You sing it. Yourn — they mourn, they
Wring it over, ragdolls and wine,
Listening somber, listening longer
Than anyone else in the “N” train’s crowd.
Others ignore you, mothers note the
Boredom born in baby faces.
Teens spend their braincells as tender
On turn-based games in their tiny screens.
You sing it. Yourn — they mourn, they
Wring it over, opium petals drip.
None here know: Now is Cuba.
The sounds of the lady: alma my lover,
Alma mi mater de terra mi pater—
Torn out of time the trucks of the fifties,
The men who make more on donuts
Than dentistry or law. Done are the days
Of teeth and order, taken, embargoed so
Long ago, oh. The Long Islands
Commuters make no memory of this
Your National Anthem. Theirs announces an
Empire’s entrance, an empires sins and
Strangleholds. But strings on your
Guitarra strain to say, “We are strong
Because we stay carried away by
This woman, my Cuba.” The closest we come
To a fair hearing? “Come here.
Is that guy singing something about
Guantanamo bay?” Goes away: intimacy.
You leave it. Yourn — they mourn, they
Wring it over, towels and the blood.
Train doors slide.
Your pronedance moaning dulce o(u) salé
Dies as our crowd’s drain tides you off.
:: 58 poems written at 29 years ::
This year, for the 58 @ 29, I plan to focus on alliterative meter such as in the guantanamera poem above. It’s the meter used by Middle English and Old English poets as well as Latin and Greek poets. Basically all epic poets use some form of alliterative meter and it hasn’t been used in English for a thousand years. I will be pulling from the rules offered in Lewis’ article on The Alliterative Meter:
In the general reaction which has set in against the long reign of foreign, syllabic meters in English, it is a little remarkable that few have yet suggested a return to our own ancient system, the alliterative line…. Alliteration is no more the whole secret of this verse than rhyme is the whole secret of syllabic verse. It has, in addition, a metrical structure, which could stand alone, and which would then be to this system as blank verse is the syllabic….
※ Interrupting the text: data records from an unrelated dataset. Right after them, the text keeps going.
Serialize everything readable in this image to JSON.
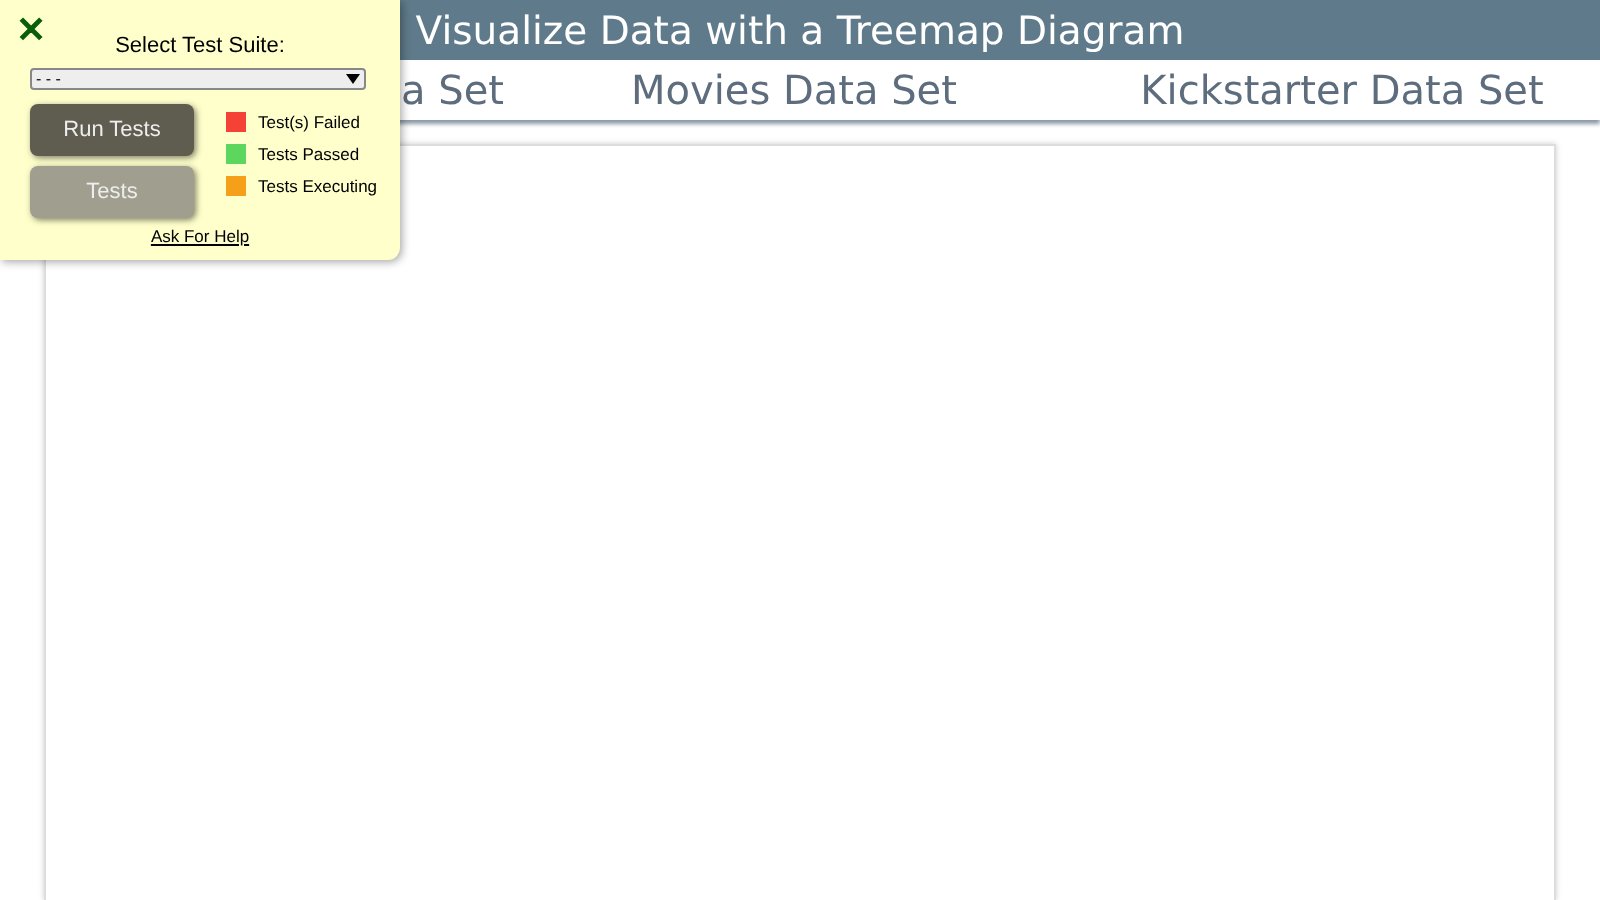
{
  "header": {
    "title": "Visualize Data with a Treemap Diagram"
  },
  "nav": [
    {
      "label": "a Set"
    },
    {
      "label": "Movies Data Set"
    },
    {
      "label": "Kickstarter Data Set"
    }
  ],
  "test_panel": {
    "close": "✕",
    "title": "Select Test Suite:",
    "select_value": "- - -",
    "run_button": "Run Tests",
    "tests_button": "Tests",
    "legend": [
      {
        "label": "Test(s) Failed",
        "color": "#f44336"
      },
      {
        "label": "Tests Passed",
        "color": "#5cd65c"
      },
      {
        "label": "Tests Executing",
        "color": "#f6a01a"
      }
    ],
    "help_link": "Ask For Help"
  }
}
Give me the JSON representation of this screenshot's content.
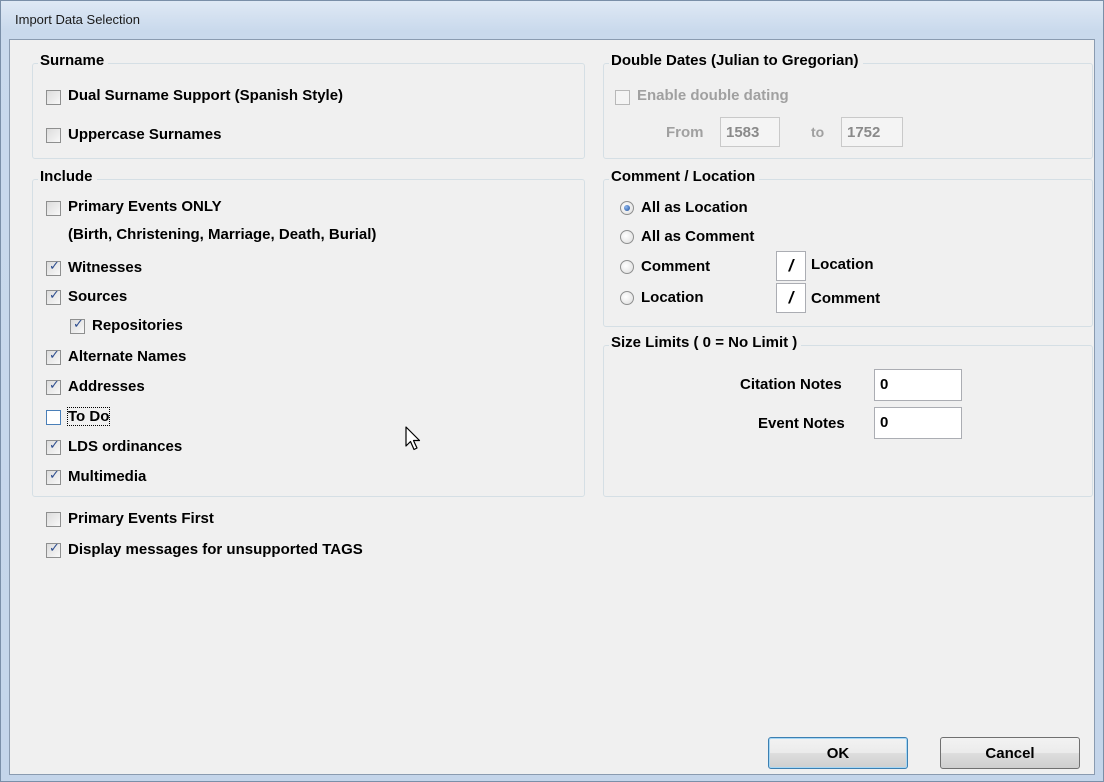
{
  "window": {
    "title": "Import Data Selection"
  },
  "surname": {
    "title": "Surname",
    "dual_surname": {
      "label": "Dual Surname Support (Spanish Style)",
      "checked": false
    },
    "uppercase": {
      "label": "Uppercase Surnames",
      "checked": false
    }
  },
  "double_dates": {
    "title": "Double Dates (Julian to Gregorian)",
    "enable": {
      "label": "Enable double dating",
      "checked": false,
      "enabled": false
    },
    "from_label": "From",
    "from_value": "1583",
    "to_label": "to",
    "to_value": "1752"
  },
  "include": {
    "title": "Include",
    "primary_events_only": {
      "label": "Primary Events ONLY",
      "checked": false
    },
    "primary_events_note": "(Birth, Christening, Marriage, Death, Burial)",
    "witnesses": {
      "label": "Witnesses",
      "checked": true
    },
    "sources": {
      "label": "Sources",
      "checked": true
    },
    "repositories": {
      "label": "Repositories",
      "checked": true
    },
    "alternate_names": {
      "label": "Alternate Names",
      "checked": true
    },
    "addresses": {
      "label": "Addresses",
      "checked": true
    },
    "to_do": {
      "label": "To Do",
      "checked": false
    },
    "lds_ordinances": {
      "label": "LDS ordinances",
      "checked": true
    },
    "multimedia": {
      "label": "Multimedia",
      "checked": true
    }
  },
  "comment_location": {
    "title": "Comment / Location",
    "all_as_location": {
      "label": "All as Location",
      "selected": true
    },
    "all_as_comment": {
      "label": "All as Comment",
      "selected": false
    },
    "comment_location": {
      "label": "Comment",
      "separator": "/",
      "label2": "Location",
      "selected": false
    },
    "location_comment": {
      "label": "Location",
      "separator": "/",
      "label2": "Comment",
      "selected": false
    }
  },
  "size_limits": {
    "title": "Size Limits ( 0 = No Limit )",
    "citation_notes": {
      "label": "Citation Notes",
      "value": "0"
    },
    "event_notes": {
      "label": "Event Notes",
      "value": "0"
    }
  },
  "primary_events_first": {
    "label": "Primary Events First",
    "checked": false
  },
  "display_messages": {
    "label": "Display messages for unsupported TAGS",
    "checked": true
  },
  "buttons": {
    "ok": "OK",
    "cancel": "Cancel"
  }
}
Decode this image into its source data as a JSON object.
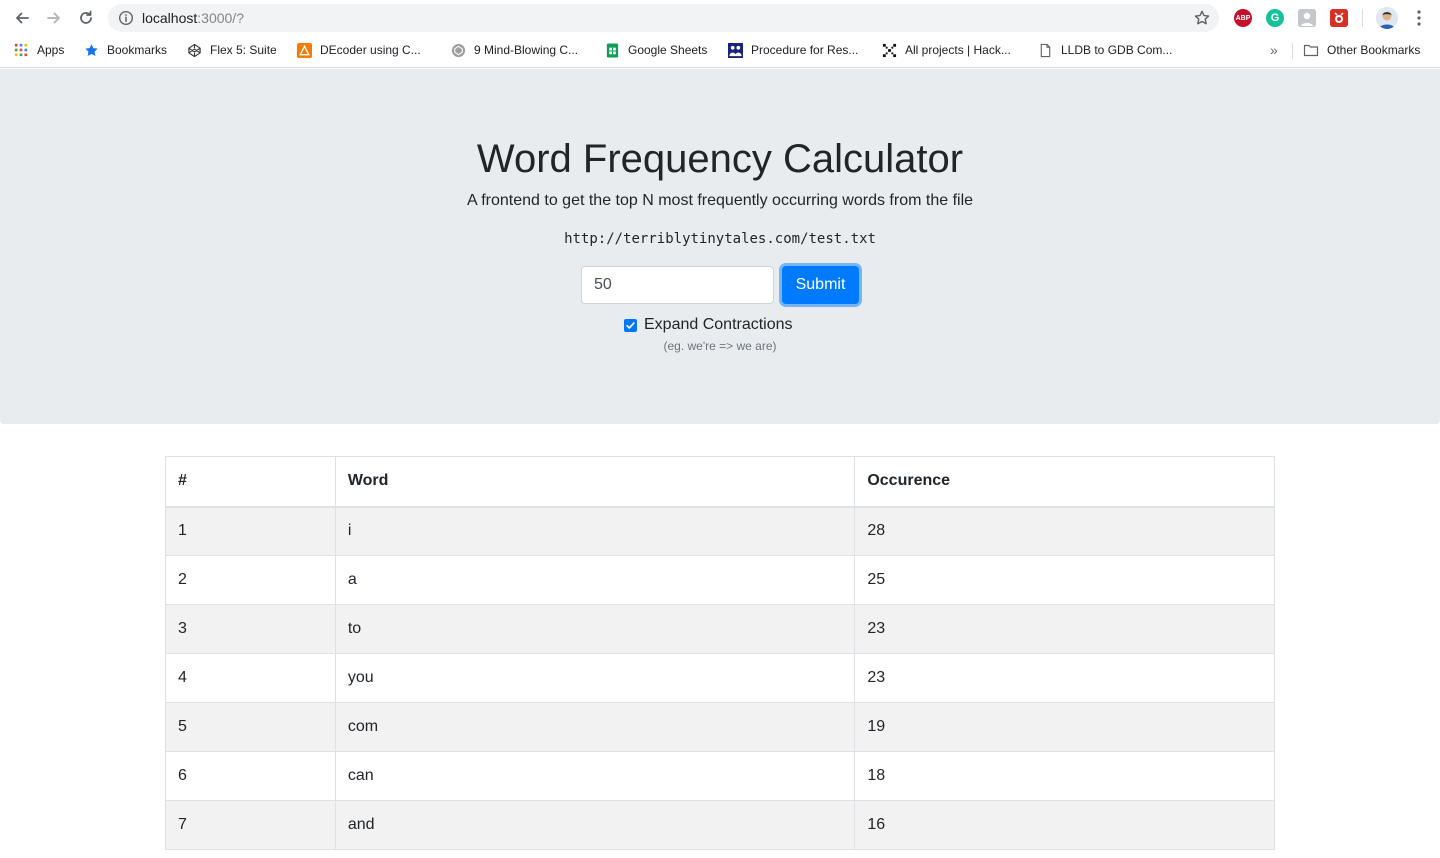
{
  "browser": {
    "url_host": "localhost",
    "url_rest": ":3000/?",
    "bookmarks": [
      {
        "label": "Apps",
        "icon": "apps-grid-icon"
      },
      {
        "label": "Bookmarks",
        "icon": "star-icon"
      },
      {
        "label": "Flex 5: Suite",
        "icon": "codepen-icon"
      },
      {
        "label": "DEcoder using C...",
        "icon": "orange-triangle-icon"
      },
      {
        "label": "9 Mind-Blowing C...",
        "icon": "codepen-icon"
      },
      {
        "label": "Google Sheets",
        "icon": "sheets-icon"
      },
      {
        "label": "Procedure for Res...",
        "icon": "people-icon"
      },
      {
        "label": "All projects | Hack...",
        "icon": "hackaday-icon"
      },
      {
        "label": "LLDB to GDB Com...",
        "icon": "document-icon"
      }
    ],
    "other_bookmarks": "Other Bookmarks",
    "extensions": {
      "abp": "ABP",
      "grammarly": "G"
    },
    "colors": {
      "omnibox": "#f1f3f4",
      "abp": "#c70d2c",
      "grammarly": "#15c39a"
    }
  },
  "page": {
    "title": "Word Frequency Calculator",
    "lead": "A frontend to get the top N most frequently occurring words from the file",
    "source_url": "http://terriblytinytales.com/test.txt",
    "input_value": "50",
    "submit_label": "Submit",
    "checkbox_checked": true,
    "checkbox_label": "Expand Contractions",
    "hint": "(eg. we're => we are)",
    "colors": {
      "jumbotron": "#e9ecef",
      "primary": "#007bff"
    }
  },
  "table": {
    "headers": [
      "#",
      "Word",
      "Occurence"
    ],
    "rows": [
      [
        "1",
        "i",
        "28"
      ],
      [
        "2",
        "a",
        "25"
      ],
      [
        "3",
        "to",
        "23"
      ],
      [
        "4",
        "you",
        "23"
      ],
      [
        "5",
        "com",
        "19"
      ],
      [
        "6",
        "can",
        "18"
      ],
      [
        "7",
        "and",
        "16"
      ]
    ]
  }
}
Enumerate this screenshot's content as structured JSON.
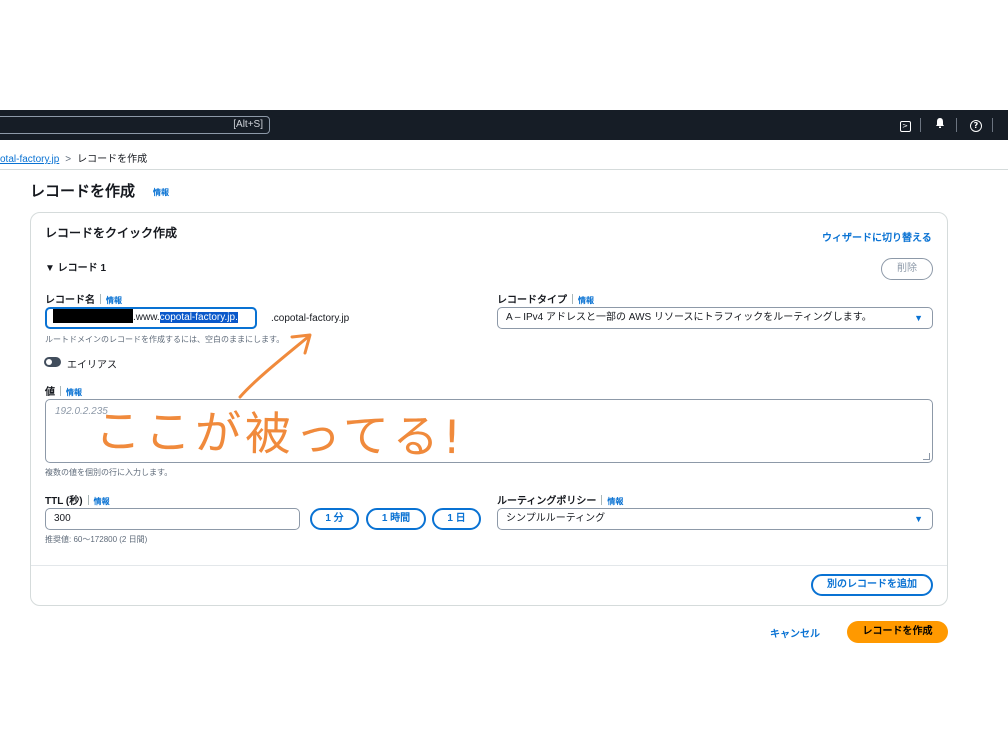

A few successful specimens of alliterative meter would be an excellent answer to the type of critic (by no means extinct) who accuses the moderns of choosing vers libre because they are not men enough for meter. For if syllabic verse is like carving in wood and verse libre like working with a brush, alliterative meter is like carving in granite.
“Vers Libre” for those who don’t know is Latin for “free verse.” Lewis has, ultimately, offered for my poetry just the kind of reaction I prefer in all of my life: a reaction that is, deep down, orthodoxy. A reaction to dead leaves as radical as the radish itself: radical because it is the living root of the thing.